This is the highest, or about 14.9 per cent of the total number of cases in the state, said the report.
According to the report, a 12-year-old is among the underaged mothers in the district, this year. The girl was just 11 years and 11 months old when she became pregnant earlier this year.
The report quoted Kapit health clinic family medicine specialist Dr Jusoh Awang Senik as saying during a discussion on the issue, that teen pregnancies had become a social problem in the area.
“Whether married or unmarried, it’s a social problem as infants are born underweight, they are difficult to care for and support, the mothers lack emotional and mental readiness (to handle their infants), and (they have no) family support, or financial means.
“Every time they (the teen mothers) come to the clinic, they’re not happy, they cry.
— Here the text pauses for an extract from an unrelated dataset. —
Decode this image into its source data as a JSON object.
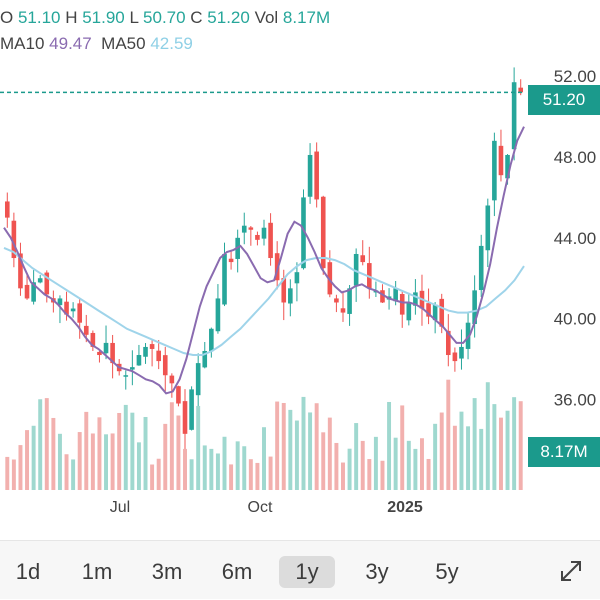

Forced into ‘express marriages’ – allowed under the Majlis Adat Istiadat Sarawak, where the Resident has the power to sign marriage certificates for 14 or 15-year-olds – two or three years later, they divorce.”
Jusoh urged government agencies to pool their resources to address the issue, and also called for better education programmes that could help bring down the figure.
“Under the law, someone who has sex with a teenager aged under 16 can be charged with statutory rape, and jailed for 20 years and caned.
“But here (in Sarawak), there are ‘express marriages’ and divorce later, because of many contributing factors.”
Sarawak is number two in nationwide teen pregnancies the last few years – ranking below Sabah.
Recent statistics, however, show a drop in the number of cases, with 2,909 cases recorded last year, compared with 3,401 cases in 2014.